Happy Birthday to the Dow Jones Industrial Average! 125 years young. What started as a 12-company index of industrial companies (hence the “Industrial” part of the Dow Jones Industrial Average) published on May 26, 1896 has grown into one of the most watched financial bellweathers in the world. It aims to represent the entire US stock market with just 30 publicly-traded American companies today. Check out the very cool map of who has been in and who has been out since the 30-name rule was set in 1928, courtesy of Visual Capitalist.
The DJIA serves as a quick pulse on the overall economy. When it was started, the health of its industrial companies served as a proxy for the health of the nation. The first 12 were:
American Tobacco | American Sugar | American Cotton Oil | Chicago Gas | General Electric | Distilling and Cattle Feeding | Laclede Gas | National Lead | North American | Tennessee Coal, Iron, and Railroad | U.S. Rubber | U.S. Leather
None of these names are included on the current list of 30. In fact, General Electric is the only name still around as a company! Everyone else was bought-up, merged out, or went out of business. Thankfully, the index is proactive and adaptive.
A committee evaluates what names best reflect the economic picture.

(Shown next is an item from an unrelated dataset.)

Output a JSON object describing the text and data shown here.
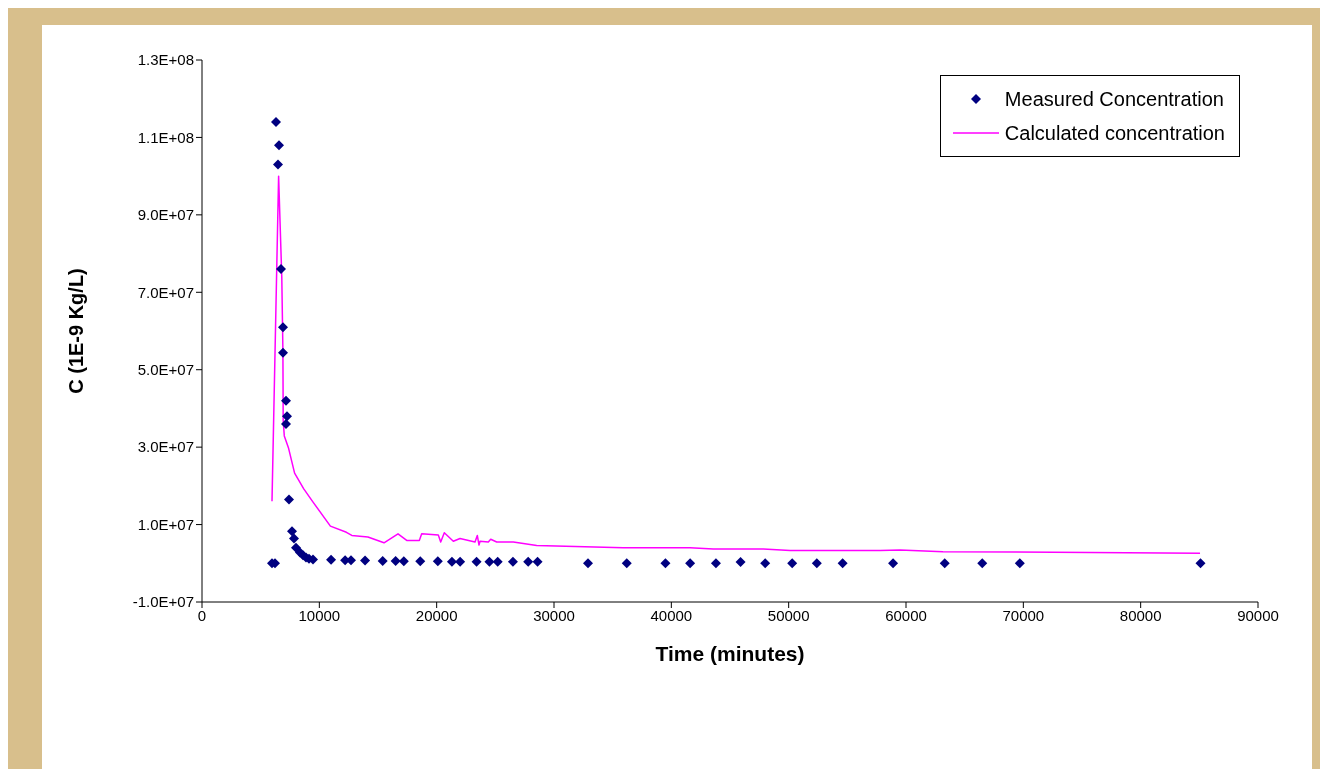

Their goal is to keep up with the times while not making constant changes. The average length of time on the DJIA for the current 30 names is about 22 years, with Procter & Gamble being the longest-lasting name in the group since its addition in 1932. In the last 92 years, 93 changes have been made. It’s because of these changes that when many people refer to “The Market”, what they are actually talking about is the Dow Jones Industrial Average.
Happy Birthday, DJIA. I hope you chill out in your old age.